A hyperforeignism is a type of qualitative hypercorrection that involves speakers misidentifying the distribution of a pattern found in loanwords and extending it to other environments, including words and phrases not borrowed from the language that the pattern derives from. The result of this process does not reflect the rules of either language. For example, habanero is sometimes pronounced as though it were spelled with an ⟨ñ⟩ (habañero), which is not the Spanish form from which the English word was borrowed. Hyperforeignization reflects speakers' attitudes about linguistic and cultural stereotypes, particularly those provided by popular media.

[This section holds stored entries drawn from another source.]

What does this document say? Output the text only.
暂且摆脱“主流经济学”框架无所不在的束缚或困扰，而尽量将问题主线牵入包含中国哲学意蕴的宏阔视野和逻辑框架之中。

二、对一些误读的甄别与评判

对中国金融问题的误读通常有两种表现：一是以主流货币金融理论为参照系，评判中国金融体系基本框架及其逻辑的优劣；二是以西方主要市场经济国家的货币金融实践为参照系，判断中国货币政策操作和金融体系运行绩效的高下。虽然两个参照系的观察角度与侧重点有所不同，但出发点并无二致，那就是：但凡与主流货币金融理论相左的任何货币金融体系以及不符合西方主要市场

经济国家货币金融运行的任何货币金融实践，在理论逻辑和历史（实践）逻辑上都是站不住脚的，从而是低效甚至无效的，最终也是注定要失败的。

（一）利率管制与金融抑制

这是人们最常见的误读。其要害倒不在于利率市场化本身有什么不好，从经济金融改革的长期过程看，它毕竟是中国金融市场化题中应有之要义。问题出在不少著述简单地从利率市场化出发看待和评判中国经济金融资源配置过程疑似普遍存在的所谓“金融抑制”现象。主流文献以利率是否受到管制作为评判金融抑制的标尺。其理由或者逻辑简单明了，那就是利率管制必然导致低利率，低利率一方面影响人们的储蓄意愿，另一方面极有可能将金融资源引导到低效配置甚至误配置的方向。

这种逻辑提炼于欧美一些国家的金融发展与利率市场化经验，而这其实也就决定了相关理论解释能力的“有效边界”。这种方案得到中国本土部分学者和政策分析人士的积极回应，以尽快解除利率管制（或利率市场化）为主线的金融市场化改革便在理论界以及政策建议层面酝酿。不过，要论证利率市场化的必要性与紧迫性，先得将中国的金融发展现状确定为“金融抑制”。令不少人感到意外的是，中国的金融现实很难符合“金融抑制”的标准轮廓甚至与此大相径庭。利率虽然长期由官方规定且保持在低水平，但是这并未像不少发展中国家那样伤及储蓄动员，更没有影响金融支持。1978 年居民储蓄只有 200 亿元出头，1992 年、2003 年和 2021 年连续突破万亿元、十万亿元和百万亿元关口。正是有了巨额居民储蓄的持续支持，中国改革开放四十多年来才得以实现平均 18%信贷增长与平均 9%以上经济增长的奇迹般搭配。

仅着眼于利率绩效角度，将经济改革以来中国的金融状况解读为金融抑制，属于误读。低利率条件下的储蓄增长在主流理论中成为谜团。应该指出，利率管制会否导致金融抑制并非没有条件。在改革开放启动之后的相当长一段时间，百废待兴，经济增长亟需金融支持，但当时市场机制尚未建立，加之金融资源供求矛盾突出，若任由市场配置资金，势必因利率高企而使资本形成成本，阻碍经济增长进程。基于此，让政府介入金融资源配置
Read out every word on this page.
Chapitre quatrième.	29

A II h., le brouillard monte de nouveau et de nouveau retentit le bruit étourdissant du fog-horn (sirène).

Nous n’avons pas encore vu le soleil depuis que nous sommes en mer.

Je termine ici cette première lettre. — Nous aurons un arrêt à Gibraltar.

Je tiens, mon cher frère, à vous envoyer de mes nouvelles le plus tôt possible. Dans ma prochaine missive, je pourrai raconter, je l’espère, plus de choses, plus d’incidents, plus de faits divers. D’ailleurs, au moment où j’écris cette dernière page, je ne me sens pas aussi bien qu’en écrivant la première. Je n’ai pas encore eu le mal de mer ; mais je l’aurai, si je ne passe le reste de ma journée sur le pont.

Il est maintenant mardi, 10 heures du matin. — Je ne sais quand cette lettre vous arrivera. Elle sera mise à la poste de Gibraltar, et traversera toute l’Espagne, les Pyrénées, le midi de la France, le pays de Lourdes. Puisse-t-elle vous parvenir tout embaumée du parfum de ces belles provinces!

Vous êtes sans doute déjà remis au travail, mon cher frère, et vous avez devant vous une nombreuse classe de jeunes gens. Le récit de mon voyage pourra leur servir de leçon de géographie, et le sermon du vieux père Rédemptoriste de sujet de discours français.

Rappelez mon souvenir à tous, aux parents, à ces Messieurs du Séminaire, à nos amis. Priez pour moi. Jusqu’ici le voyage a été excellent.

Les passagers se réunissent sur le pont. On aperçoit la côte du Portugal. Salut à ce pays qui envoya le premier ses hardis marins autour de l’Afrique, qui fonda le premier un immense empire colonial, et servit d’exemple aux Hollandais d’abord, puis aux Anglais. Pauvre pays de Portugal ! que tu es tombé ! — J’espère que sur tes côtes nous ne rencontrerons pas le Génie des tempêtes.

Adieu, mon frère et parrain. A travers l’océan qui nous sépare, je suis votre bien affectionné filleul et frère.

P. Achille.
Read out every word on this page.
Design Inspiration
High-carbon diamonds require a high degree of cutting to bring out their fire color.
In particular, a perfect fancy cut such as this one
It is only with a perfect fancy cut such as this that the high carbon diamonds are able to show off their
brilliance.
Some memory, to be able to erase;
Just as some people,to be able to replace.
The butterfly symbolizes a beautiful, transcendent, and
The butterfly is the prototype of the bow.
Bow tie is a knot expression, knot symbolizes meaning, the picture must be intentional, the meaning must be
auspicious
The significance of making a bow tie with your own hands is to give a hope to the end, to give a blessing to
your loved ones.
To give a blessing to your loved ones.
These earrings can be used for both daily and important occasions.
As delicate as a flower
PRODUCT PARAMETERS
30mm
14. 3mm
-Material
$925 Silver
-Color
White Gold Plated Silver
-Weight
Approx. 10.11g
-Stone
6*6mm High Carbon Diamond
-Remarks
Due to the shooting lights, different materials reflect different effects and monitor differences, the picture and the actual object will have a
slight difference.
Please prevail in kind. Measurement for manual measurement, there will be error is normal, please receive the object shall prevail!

Hyperforeignisms can manifest in a number of ways, including the application of the spelling or pronunciation rules of one language to a word borrowed from another, an incorrect application of a language's pronunciation, and pronouncing anglicized words as though they were borrowed more recently. Hyperforeignisms may similarly occur when a word is thought to be a loanword from a particular language when it is not.
Although similar, words that exhibit deliberate language-play (such as pronouncing Report with a silent ⟨t⟩ in The Colbert Report or ironically pronouncing Target as /tɑːrˈʒeɪ/ tar-ZHAY, as though it were an upscale boutique) are not, strictly speaking, hyperforeignisms. These are, instead, a way of poking fun at those who earnestly adopt foreign-sounding pronunciations of pseudo-loanwords.
Similarly, speakers who echo hyperforeign pronunciations without the intention of approximating a foreign-language pattern are also not practicing hyperforeignization; thus, pronouncing habanero as if it were spelled habañero is not a hyperforeignism if one is not aware that the word has been borrowed from Spanish.